In a warning to plaintiffs’ counsel who seek emotional distress damages for alleged whistleblower retaliation under Florida law, the Eleventh Circuit in Smith v. Psychiatric Solutions, Inc., 750 F.3d 1253 (11th Cir. May 6, 2014) has created a Hobson’s choice: forcing plaintiff-employees either to forego potential emotional distress damages available under state law or risk paying prevailing party attorneys’ fees and costs to the defendant.

Plaintiff Leslie Smith sued her former employer and its owners for retaliation under Section 806 of SOX and the Florida Whistle-Blower Act (“FWA”). While SOX contains an employee prevailing party provision and no specific emotional distress remedy, the WFA authorizes a court to award fees and costs to the prevailing party and provides for emotional distress damages. Because Smith could not establish a prima facie case under either statute, the district court granted her former employer summary judgment; and, after summary judgment was upheld on appeal, the district court awarded prevailing party attorneys’ fees to Smith’s former employer under the FWA.

The question on appeal was whether a prevailing party employer may recover attorneys’ fees when SOX does not authorize an award of fees to a prevailing party defendant. In affirming the attorneys’ fees award, the Eleventh Circuit rejected the employee’s arguments that: (i) SOX and the FWA were in conflict; and, (ii) therefore, the latter was preempted. In so doing, the Eleventh Circuit concluded that there was no conflict because SOX “neither authorizes a defendant to recover attorneys’ fees nor prevents a defendant from recovering fees that are elsewhere authorized.” Therefore, SOX’s attorney fee provision did not preempt the FWA provision.

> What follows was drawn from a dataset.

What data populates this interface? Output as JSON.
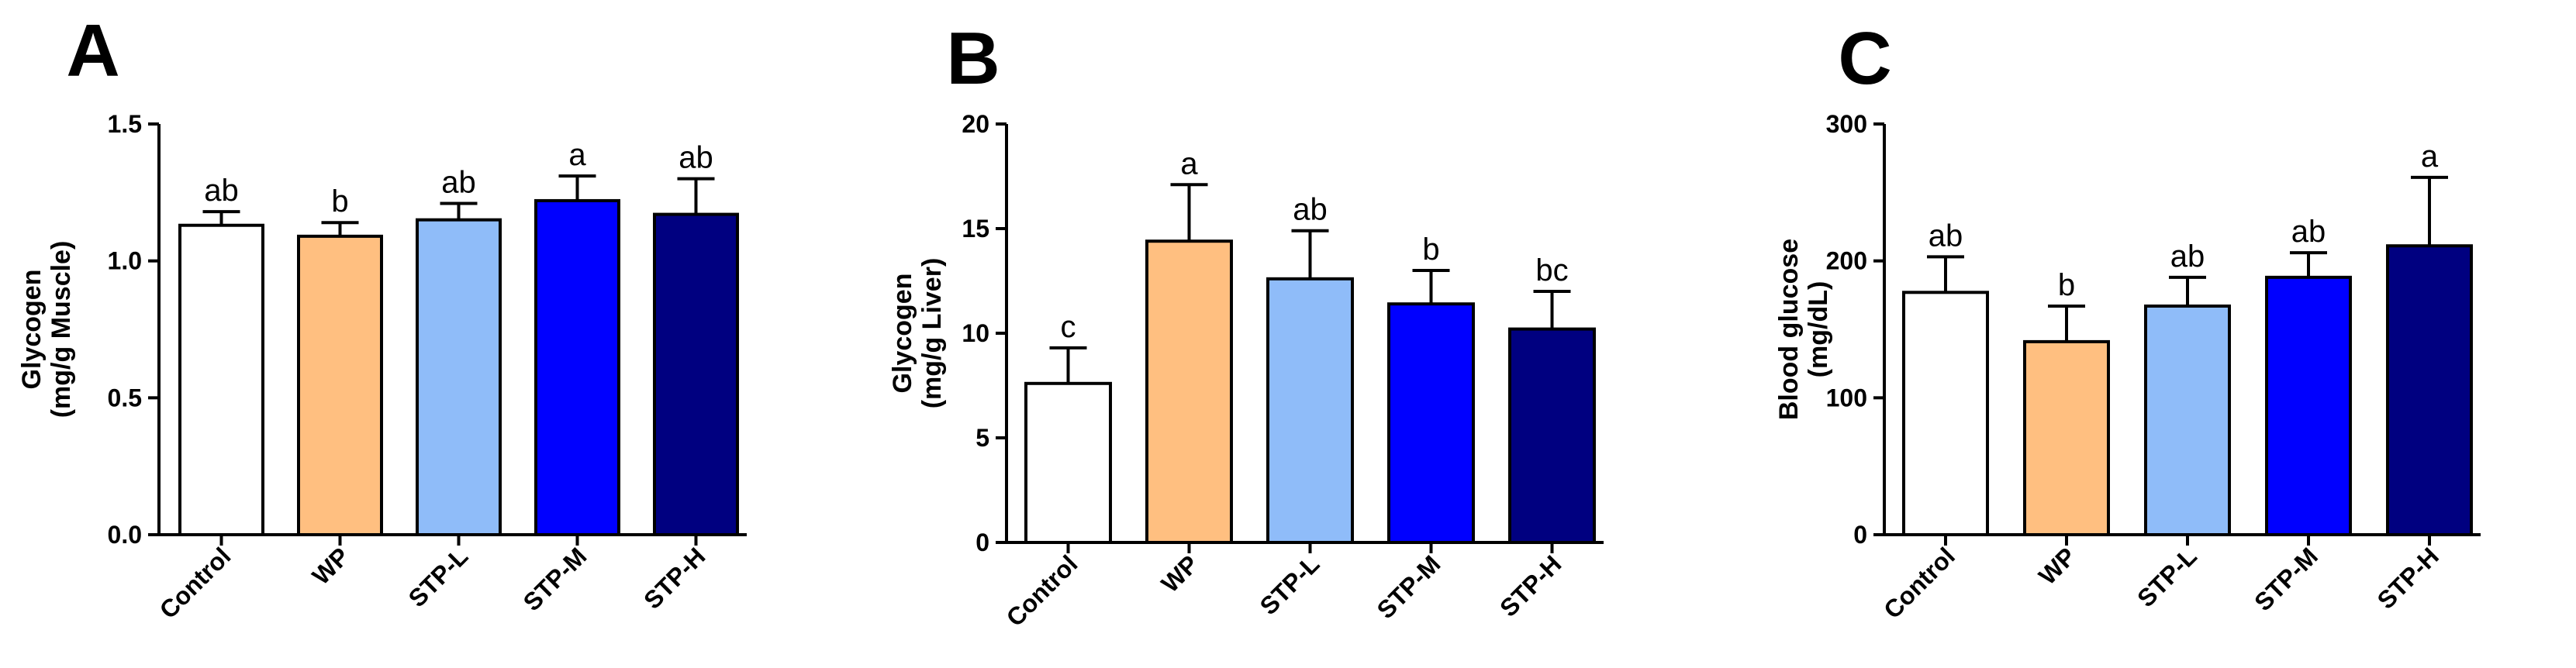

Although the Eleventh Circuit noted that an employee’s attorneys’ fee risk can be eliminated by foregoing an FWA claim, the Court did not comment on the fact that there was a consequence for the elimination of the risk. Some courts have not allowed for the recovery of emotional distress damages under SOX because emotional distress is not included within the list of recoverable compensatory damages under SOX. Thus, in Florida, the employee’s leverage of seeking uncapped emotional distress damages under the FWA is something employees will need to forego if they are risk adverse to paying attorneys’ fees if their case is deemed meritless.


DISCLAIMER: Because of the generality of this update, the information provided herein may not be applicable in all situations and should not be acted upon without specific legal advice based on particular situations.